Bitshifting to multiply an integer by 10

Question

Simple question, but I can't quite seem to figure it out:

If i have an integer, say 12, and I perform the following bit-manipulation on it:

int i = 12;  
i = (i << 3) + (i << 1);

I end up with 120 (12*10). This is the case with any number.

Can someone explain to me, succinctly, why it is that this works? (I'm obviously missing something quite rudimentary when it comes to bitshifting).

Answer 1

Left bitshift is the same (usually) as multiplying by power's of two. i.e. << 1 is equivalent to *(2^1) , << 2 is equivalent to *(2^2) and so on...

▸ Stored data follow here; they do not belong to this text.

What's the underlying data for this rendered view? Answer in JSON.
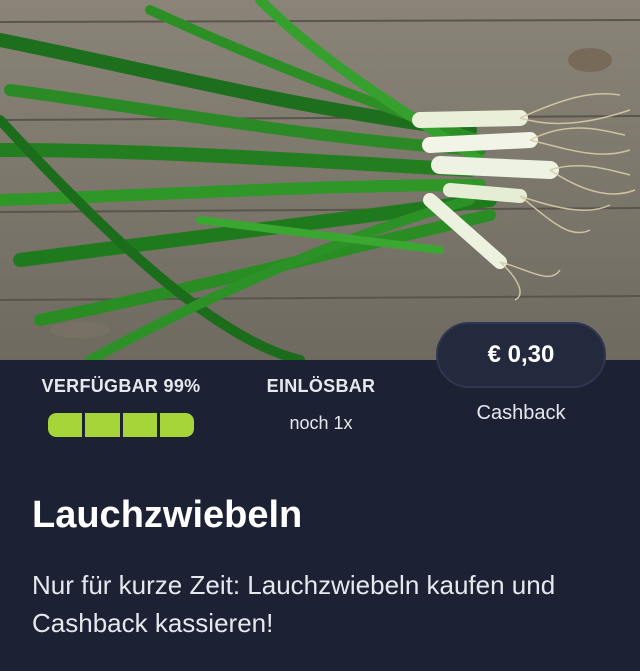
{
  "offer": {
    "image_subject": "green spring onions on a wooden table",
    "availability": {
      "label": "VERFÜGBAR 99%",
      "percent": 99,
      "segments": 4
    },
    "redeemable": {
      "label": "EINLÖSBAR",
      "value": "noch 1x"
    },
    "cashback": {
      "amount": "€ 0,30",
      "label": "Cashback"
    },
    "title": "Lauchzwiebeln",
    "description": "Nur für kurze Zeit: Lauchzwiebeln kaufen und Cashback kassieren!"
  },
  "colors": {
    "background": "#1c2133",
    "progress_fill": "#a6d53a",
    "pill_background": "#242a3e",
    "text": "#ffffff"
  }
}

If you substitute that into your example you can see why your result is multiplied by 10:

int i = 12;
i = (i * 2^3) + (i * 2^1);
= { i = (i * 8) + (i * 2);}
= { i = 8i + 2i; }
= { i = 10i; }

Answer 2

i << 3 is equivalent to i * 8. i << 1 is equivalent to i * 2.

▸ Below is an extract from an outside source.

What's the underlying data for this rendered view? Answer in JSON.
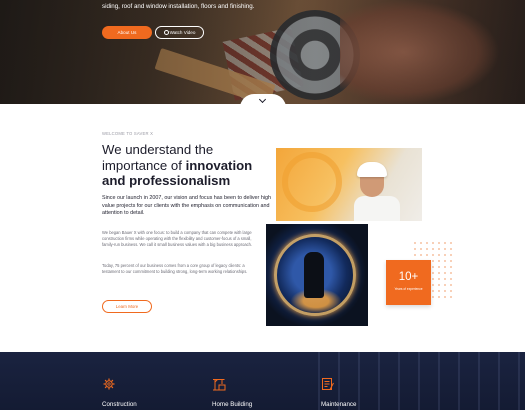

The distribute property tells us that:

x = i * 10
x = i * (8 + 2)
x = 8i + 2i

Answer 3

Shifting left by 3 places is equal to multiplying by 8, shifting by 1 places is equal to multiplying by 2 so you are doing

i = i * 8 + i * 2

Answer 4

Rewrite the bitshifts as multiplications by powers-of-2, and all should become clear.

Answer 5

Express as multiplication.

i = (i << 3) + (i << 1);
i = (i * 8) + (i * 2);
i = 8i + 2i
i = 10i

Answer 6

You are basically doing:

i = i*2^3 + i*2